# 24 trigger reel seats....



## huckfinn38 (Jun 13, 2006)

If you like trigger reel seats and want some in size 24, FS4U has a bunch. I have used a couple of them on CTS and love the. Give Scott a call.


----------



## stripersteve (Nov 20, 2003)

Thanks for the heads up.I dont understand why fuji hasnt come out with this size.I have trigger seats on my fusion and inferno.They work great.I bought 2 abu garcia sliding trigger reel seats from the uk a couple of years ago.They come in 25.2mm,26.1mm and 27.8mm.I got the 26.1mm.Called abu grip lok.Havent used them yet.Was just going to epoxy them solid.


----------



## huckfinn38 (Jun 13, 2006)

They are batson and not bad. I fished 2 hard this fall.


----------



## Tacpayne (Dec 20, 2008)

I have some also, and love them.

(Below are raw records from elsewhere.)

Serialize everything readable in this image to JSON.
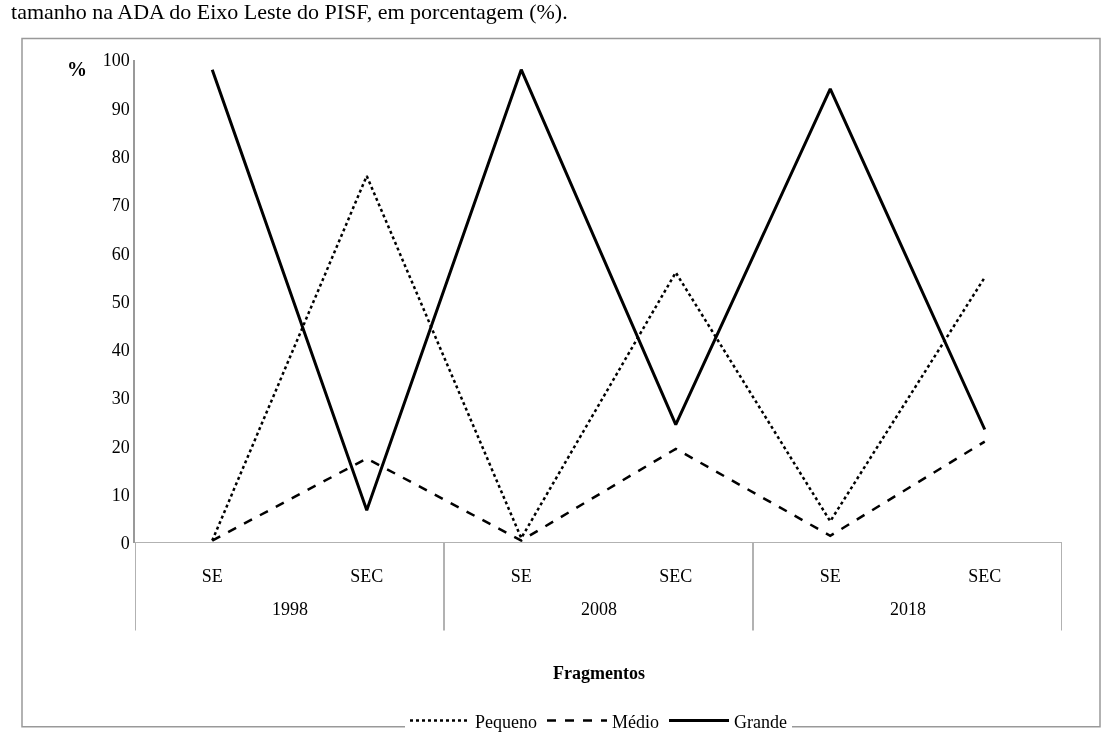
{
  "chart_data": {
    "type": "line",
    "title": "tamanho na ADA do Eixo Leste do PISF, em porcentagem (%).",
    "xlabel": "Fragmentos",
    "ylabel": "%",
    "categories": [
      "SE",
      "SEC",
      "SE",
      "SEC",
      "SE",
      "SEC"
    ],
    "annotations": [
      "1998",
      "2008",
      "2018"
    ],
    "series": [
      {
        "name": "Pequeno",
        "color": "#000000",
        "line_style": "dotted",
        "values": [
          0.5,
          76,
          1,
          56,
          4.5,
          55
        ]
      },
      {
        "name": "Médio",
        "color": "#000000",
        "line_style": "dashed",
        "values": [
          0.5,
          17.5,
          0.5,
          19.5,
          1.5,
          21
        ]
      },
      {
        "name": "Grande",
        "color": "#000000",
        "line_style": "solid",
        "values": [
          98,
          6.8,
          98,
          24.5,
          94,
          23.5
        ]
      }
    ],
    "ylim": [
      0,
      100
    ],
    "yticks": [
      0,
      10,
      20,
      30,
      40,
      50,
      60,
      70,
      80,
      90,
      100
    ],
    "legend": "bottom",
    "marker": "none"
  }
}
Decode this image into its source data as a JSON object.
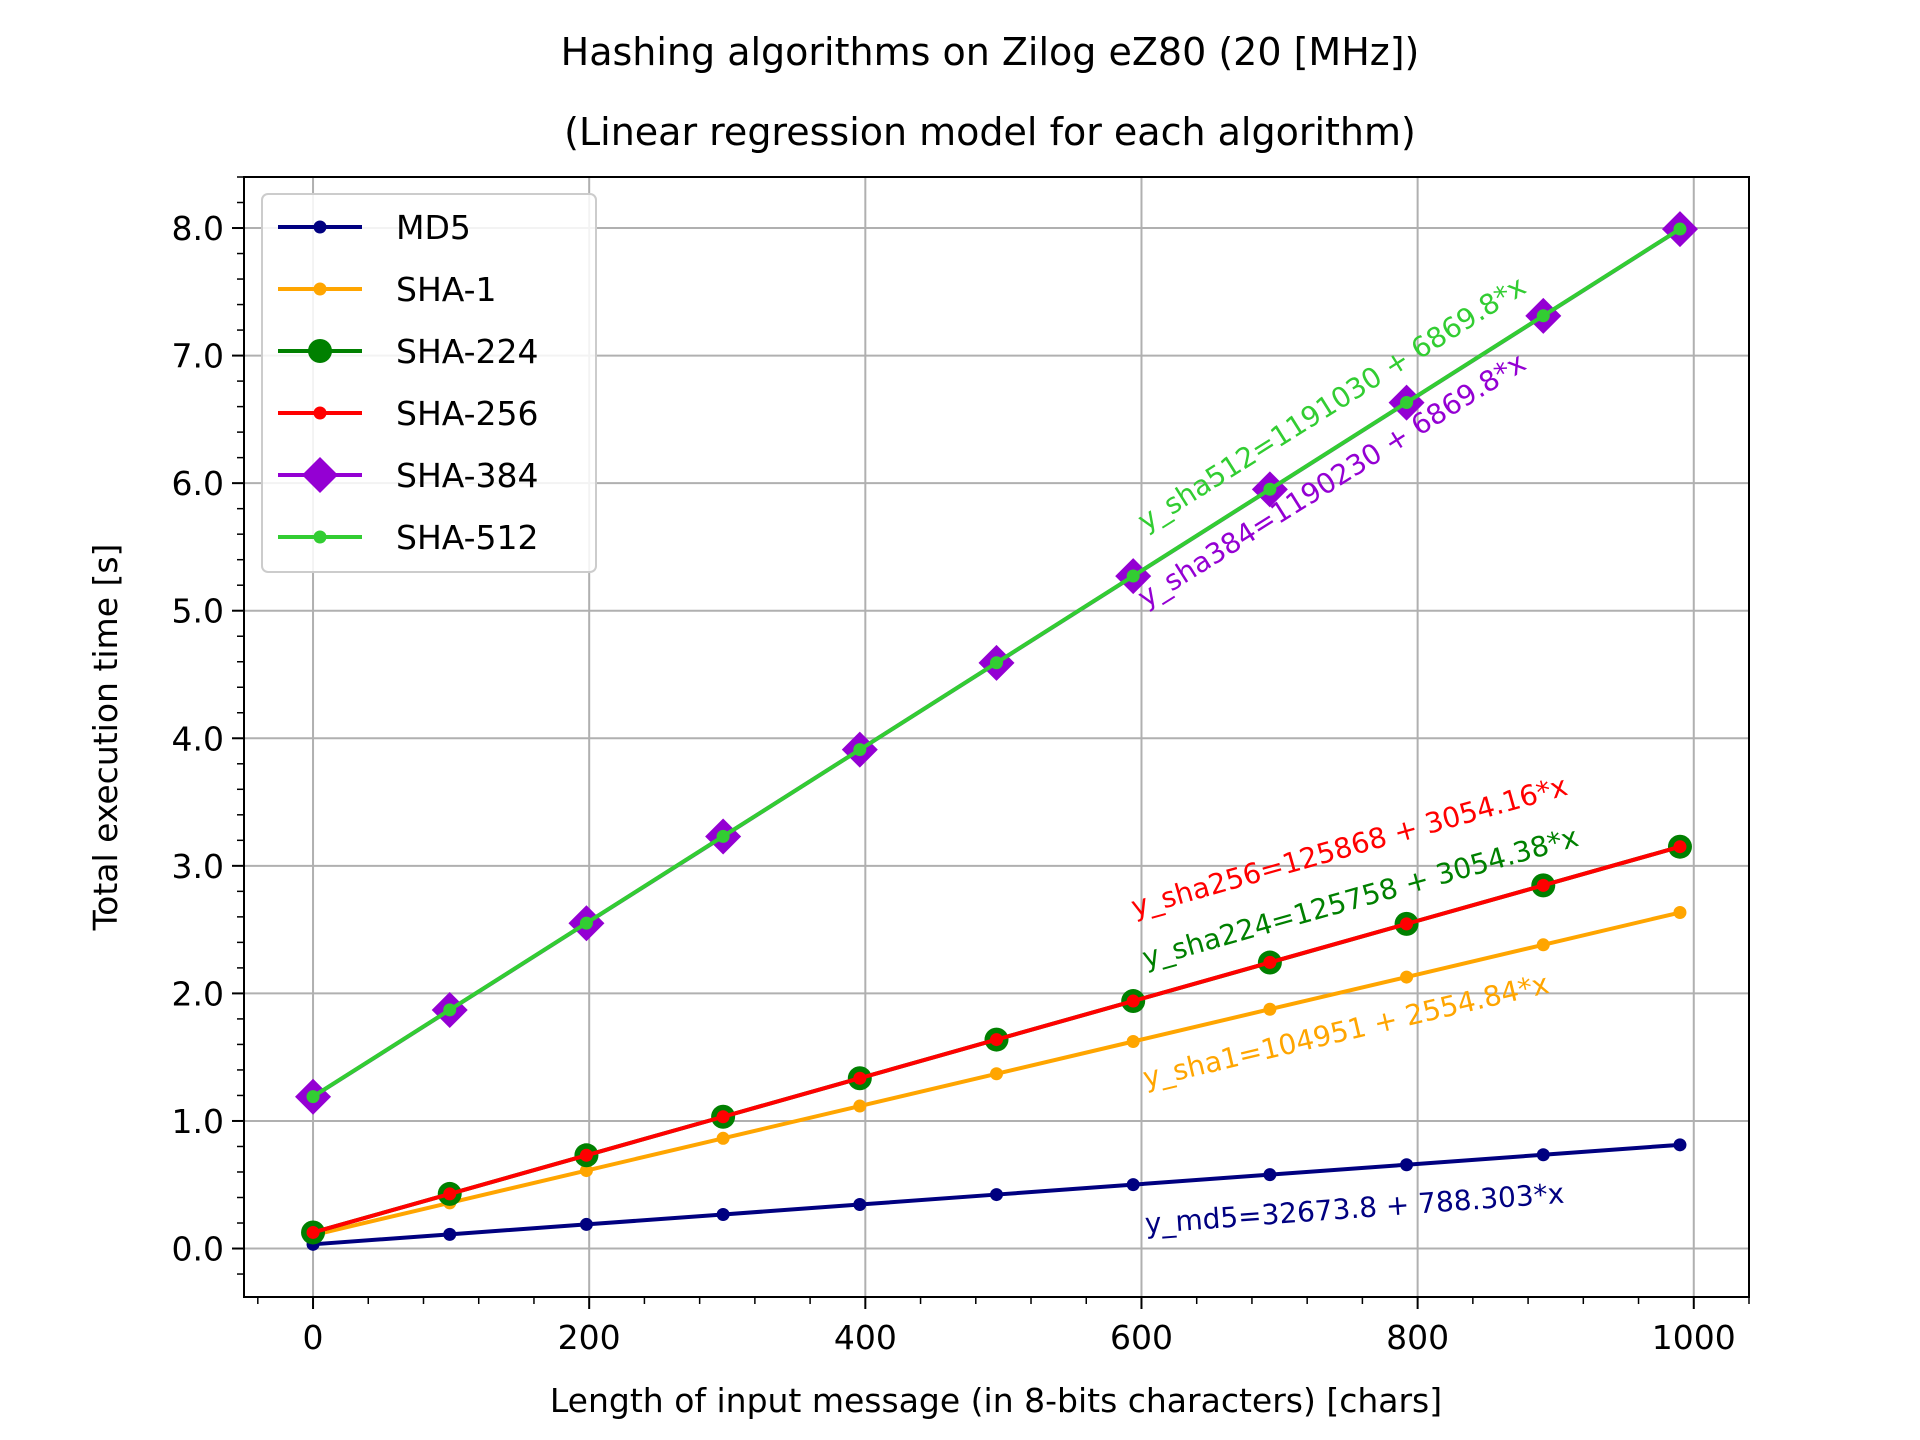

I have realitively weak hands and always had a problem throwing 8+ because I could not grip the spool, but I can with these no problems


----------



## chris storrs (Aug 25, 2005)

stripersteve said:


> Thanks for the heads up.I dont understand why fuji hasnt come out with this size.I have trigger seats on my fusion and inferno.They work great.I bought 2 abu garcia sliding trigger reel seats from the uk a couple of years ago.They come in 25.2mm,26.1mm and 27.8mm.I got the 26.1mm.Called abu grip lok.Havent used them yet.Was just going to epoxy them solid.


abu grip loks are great...can even use em with daiwa 20/30 reels because the trigger if far enough back that teh gear box isnt in the way...had one on a zippy and fished it quite a bit..and could move it down low when tournamnet casting...never had mine move a bit ..they stay put once ya tighten em down


----------